North India has experienced a deluge resulting from a deadly combination of two weather systems – the monsoon winds and a western disturbance in the past two days. Experts warn that such interactions, similar to the ones that caused the devastating Uttarakhand flooding in 2013, are becoming increasingly common and are likely to lead to extreme rainfall and flooding in a warming world.
Heavy downpours in the northern region, the nationwide monsoon deficit has been completely wiped out, and the cumulative rainfall for the season has recorded a surplus of 2% for the first time since June 1. Over the past two days, two weather systems have been active over North India, leading to intense precipitation and consequent flooding.
According to Mrutyunjay Mohapatra, the chief of the India Meteorological Department (IMD), there was a trough extending from Rajasthan to the north Arabian Sea associated with a western disturbance.
Simultaneously, due to robust monsoon conditions, winds from the Bay of Bengal were also reaching the north. These two systems converged around Jammu & Kashmir on Saturday and around Himachal Pradesh on Sunday. As a result, these regions received heavy showers, fueled by moisture from both the Arabian Sea and the Bay of Bengal.
The occurrence of such weather system interactions is not uncommon and has been linked to extreme weather events, particularly in the hilly regions of northwest India. The state of Himachal Pradesh, for instance, recently experienced heavy downpours that have left a trail of devastation in the hill state.
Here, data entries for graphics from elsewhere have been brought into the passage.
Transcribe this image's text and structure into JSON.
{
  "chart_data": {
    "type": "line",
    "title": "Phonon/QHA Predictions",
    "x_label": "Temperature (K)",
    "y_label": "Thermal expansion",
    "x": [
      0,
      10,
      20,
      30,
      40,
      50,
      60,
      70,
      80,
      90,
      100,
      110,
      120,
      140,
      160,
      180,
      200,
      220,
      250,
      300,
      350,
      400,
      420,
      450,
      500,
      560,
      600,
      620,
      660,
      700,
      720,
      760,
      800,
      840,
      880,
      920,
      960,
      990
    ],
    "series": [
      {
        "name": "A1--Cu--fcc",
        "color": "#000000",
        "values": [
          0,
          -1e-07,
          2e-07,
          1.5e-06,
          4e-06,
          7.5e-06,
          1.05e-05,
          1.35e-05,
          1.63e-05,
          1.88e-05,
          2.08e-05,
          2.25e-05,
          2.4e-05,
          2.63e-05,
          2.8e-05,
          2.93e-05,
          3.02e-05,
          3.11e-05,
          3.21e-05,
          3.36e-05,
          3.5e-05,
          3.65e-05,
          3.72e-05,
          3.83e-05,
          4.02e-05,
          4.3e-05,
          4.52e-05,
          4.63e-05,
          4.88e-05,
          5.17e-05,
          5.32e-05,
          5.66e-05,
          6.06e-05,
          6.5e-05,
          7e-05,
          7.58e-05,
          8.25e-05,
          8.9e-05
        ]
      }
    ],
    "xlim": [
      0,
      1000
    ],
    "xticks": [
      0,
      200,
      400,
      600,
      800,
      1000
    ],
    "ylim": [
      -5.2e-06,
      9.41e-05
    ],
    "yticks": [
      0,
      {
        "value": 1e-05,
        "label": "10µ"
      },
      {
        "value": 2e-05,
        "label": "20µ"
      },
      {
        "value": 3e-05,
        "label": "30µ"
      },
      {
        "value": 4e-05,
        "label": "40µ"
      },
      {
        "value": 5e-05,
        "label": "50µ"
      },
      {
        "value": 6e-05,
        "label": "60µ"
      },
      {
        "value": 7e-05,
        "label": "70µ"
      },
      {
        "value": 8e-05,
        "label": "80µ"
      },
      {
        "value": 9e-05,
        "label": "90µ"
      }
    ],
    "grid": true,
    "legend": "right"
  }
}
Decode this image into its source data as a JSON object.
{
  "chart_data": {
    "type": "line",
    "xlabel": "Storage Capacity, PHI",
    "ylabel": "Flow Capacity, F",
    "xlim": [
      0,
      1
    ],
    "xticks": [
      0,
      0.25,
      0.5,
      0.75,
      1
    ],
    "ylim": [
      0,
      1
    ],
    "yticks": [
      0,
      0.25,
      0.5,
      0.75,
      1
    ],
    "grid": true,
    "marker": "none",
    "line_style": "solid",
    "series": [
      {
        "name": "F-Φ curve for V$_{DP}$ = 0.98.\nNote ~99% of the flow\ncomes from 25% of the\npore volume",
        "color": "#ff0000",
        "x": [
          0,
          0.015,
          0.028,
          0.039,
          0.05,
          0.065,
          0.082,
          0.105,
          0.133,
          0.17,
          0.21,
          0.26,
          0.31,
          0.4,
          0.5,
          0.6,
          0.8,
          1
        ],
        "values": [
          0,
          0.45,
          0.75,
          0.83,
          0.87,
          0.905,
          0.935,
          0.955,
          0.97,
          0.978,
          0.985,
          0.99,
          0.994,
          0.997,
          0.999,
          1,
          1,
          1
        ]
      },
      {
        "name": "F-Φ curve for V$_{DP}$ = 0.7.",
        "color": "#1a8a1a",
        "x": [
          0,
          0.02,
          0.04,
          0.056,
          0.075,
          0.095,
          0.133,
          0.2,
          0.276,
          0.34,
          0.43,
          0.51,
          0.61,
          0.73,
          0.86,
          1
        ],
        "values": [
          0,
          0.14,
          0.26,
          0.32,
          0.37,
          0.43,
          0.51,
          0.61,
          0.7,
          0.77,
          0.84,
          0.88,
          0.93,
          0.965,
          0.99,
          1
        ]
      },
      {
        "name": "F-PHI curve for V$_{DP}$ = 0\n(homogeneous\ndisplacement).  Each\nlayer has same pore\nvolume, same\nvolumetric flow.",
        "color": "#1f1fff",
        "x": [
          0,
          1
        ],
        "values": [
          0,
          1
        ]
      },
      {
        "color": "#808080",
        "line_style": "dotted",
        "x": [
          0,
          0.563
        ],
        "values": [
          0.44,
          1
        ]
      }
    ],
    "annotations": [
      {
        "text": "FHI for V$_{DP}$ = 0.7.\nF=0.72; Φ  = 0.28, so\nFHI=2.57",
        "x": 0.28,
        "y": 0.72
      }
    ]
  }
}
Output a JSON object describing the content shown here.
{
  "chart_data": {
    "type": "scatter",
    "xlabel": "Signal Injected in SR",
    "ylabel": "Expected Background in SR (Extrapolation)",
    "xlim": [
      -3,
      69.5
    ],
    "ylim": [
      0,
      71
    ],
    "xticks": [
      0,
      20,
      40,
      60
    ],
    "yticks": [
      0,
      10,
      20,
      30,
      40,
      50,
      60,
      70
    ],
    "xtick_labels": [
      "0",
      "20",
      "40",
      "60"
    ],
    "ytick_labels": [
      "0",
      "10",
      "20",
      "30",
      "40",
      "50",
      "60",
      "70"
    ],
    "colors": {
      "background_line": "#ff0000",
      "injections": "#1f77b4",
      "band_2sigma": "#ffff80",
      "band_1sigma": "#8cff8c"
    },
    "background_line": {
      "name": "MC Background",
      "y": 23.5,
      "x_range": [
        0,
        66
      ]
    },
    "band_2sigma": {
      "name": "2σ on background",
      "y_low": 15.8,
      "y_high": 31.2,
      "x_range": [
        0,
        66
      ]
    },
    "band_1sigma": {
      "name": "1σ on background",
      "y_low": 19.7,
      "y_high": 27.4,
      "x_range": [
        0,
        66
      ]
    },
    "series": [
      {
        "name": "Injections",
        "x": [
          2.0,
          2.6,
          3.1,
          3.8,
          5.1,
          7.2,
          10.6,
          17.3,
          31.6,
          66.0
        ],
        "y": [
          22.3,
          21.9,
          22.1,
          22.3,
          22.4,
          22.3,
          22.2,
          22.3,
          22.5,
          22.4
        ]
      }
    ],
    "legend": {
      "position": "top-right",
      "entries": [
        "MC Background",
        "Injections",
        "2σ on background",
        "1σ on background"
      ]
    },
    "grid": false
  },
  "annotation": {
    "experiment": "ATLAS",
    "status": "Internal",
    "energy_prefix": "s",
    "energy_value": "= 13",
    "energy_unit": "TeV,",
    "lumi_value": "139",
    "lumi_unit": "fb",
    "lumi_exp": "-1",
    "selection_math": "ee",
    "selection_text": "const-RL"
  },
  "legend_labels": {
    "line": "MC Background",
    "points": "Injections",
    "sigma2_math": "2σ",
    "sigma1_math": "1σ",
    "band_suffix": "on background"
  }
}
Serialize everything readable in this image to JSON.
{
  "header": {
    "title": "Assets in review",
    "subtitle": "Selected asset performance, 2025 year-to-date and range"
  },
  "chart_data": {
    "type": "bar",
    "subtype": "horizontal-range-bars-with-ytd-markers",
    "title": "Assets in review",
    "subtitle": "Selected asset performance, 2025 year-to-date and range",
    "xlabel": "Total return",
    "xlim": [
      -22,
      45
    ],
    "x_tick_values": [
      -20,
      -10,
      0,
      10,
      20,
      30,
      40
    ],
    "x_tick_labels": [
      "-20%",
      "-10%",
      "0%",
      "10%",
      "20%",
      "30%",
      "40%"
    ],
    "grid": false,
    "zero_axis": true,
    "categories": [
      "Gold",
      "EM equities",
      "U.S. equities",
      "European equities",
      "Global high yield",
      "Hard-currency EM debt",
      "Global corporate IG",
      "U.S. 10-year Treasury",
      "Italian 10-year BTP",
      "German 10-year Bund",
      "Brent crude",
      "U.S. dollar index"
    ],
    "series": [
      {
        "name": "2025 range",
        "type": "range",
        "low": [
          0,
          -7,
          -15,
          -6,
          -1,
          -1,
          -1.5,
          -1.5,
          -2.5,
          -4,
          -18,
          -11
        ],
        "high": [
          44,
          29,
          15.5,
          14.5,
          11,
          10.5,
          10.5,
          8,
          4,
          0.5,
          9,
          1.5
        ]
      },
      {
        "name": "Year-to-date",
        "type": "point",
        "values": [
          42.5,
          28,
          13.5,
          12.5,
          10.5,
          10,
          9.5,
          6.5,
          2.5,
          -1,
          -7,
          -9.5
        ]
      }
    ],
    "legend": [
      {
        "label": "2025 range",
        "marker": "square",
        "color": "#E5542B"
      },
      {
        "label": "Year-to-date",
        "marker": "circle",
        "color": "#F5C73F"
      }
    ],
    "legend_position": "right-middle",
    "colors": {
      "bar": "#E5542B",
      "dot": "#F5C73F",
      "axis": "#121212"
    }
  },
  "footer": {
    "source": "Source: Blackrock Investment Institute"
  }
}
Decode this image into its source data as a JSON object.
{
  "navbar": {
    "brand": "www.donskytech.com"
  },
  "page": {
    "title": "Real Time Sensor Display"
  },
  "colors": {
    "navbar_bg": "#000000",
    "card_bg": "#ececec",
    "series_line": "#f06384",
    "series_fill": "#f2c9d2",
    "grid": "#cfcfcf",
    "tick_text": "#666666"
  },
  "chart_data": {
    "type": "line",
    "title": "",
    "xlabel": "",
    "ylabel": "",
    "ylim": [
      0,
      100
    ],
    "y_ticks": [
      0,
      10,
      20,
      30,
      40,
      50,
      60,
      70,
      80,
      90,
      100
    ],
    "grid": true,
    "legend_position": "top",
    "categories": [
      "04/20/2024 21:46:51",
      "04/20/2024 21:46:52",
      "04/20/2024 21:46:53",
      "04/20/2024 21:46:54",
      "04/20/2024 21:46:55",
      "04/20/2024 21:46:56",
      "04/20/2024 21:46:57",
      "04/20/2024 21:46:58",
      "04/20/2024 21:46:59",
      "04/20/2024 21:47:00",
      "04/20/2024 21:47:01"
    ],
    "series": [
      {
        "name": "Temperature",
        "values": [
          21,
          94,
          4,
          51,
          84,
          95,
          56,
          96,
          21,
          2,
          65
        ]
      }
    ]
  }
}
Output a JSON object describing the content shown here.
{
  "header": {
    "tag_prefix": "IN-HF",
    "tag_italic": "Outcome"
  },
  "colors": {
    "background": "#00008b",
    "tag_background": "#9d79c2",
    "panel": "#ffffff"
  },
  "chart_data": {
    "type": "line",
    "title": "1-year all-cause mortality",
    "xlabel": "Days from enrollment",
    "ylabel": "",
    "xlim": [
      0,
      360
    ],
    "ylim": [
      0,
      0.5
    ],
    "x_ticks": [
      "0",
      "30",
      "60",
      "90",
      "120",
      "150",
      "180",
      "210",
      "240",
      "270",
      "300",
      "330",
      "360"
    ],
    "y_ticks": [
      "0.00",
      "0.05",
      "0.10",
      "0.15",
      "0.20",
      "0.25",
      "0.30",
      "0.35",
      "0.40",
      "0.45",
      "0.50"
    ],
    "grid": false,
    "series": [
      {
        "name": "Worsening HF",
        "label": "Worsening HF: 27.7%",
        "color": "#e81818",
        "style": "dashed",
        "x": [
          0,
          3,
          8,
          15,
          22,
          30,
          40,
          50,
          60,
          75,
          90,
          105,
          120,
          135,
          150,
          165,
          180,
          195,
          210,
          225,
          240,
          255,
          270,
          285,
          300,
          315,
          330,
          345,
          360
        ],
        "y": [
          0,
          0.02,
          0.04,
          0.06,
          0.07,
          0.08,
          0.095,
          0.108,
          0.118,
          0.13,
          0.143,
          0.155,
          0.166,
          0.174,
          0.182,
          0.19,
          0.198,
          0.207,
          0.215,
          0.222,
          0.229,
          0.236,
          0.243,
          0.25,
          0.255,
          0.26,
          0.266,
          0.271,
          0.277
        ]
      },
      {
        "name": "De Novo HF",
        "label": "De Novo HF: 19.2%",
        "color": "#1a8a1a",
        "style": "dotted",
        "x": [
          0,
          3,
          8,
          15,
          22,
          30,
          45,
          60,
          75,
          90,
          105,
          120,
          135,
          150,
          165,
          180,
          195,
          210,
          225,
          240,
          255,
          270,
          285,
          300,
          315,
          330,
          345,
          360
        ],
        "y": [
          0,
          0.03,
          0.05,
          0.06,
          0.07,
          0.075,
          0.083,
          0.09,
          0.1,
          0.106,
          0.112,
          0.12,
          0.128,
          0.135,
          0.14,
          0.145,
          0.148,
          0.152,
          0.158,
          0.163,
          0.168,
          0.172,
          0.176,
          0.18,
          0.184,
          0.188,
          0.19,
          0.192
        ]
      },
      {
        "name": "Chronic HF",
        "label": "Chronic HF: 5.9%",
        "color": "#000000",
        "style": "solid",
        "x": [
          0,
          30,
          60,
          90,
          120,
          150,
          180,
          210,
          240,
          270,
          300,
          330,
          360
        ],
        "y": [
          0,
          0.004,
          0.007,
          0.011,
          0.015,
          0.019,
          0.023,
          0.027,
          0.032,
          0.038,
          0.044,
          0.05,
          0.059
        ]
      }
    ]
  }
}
The catastrophic floods and landslides in Uttarakhand in mid-June 2013 were a result of a similar weather phenomenon. A western disturbance drew moisture northward from a low-pressure system originating in the Bay of Bengal.
This not only accelerated the arrival of the monsoon, covering the entire country in record time but also triggered calamitous rainfall in Uttarakhand, including the catastrophic cloudburst at Kedarnath. Reports indicate that the deluge caused the loss of over 5,000 lives and displaced more than 500,000 people.
Mohapatra explains that the mountains receive copious amounts of rain during these two-system confluences because the winds hit the hills and ascend, leading to heavy precipitation. Kieran M R Hunt, the lead author of a study on such weather system interactions in India from the University of Reading in the UK, asserts that the intensity of rainfall resulting from these confluences could escalate in a warming world.
While the frequency of such interactions may not show a clear trend, it is highly likely that when they do occur, they will be increasingly associated with extreme rainfall and flooding, according to Hunt.
In conclusion, the recent deluge in North India serves as a stark reminder of the interconnectedness of weather systems and their potential for causing devastating consequences.
As global warming continues, the risks of extreme rainfall and flooding associated with the interaction of different weather systems are expected to rise. Understanding and predicting these phenomena will be crucial in mitigating their impacts and protecting vulnerable regions.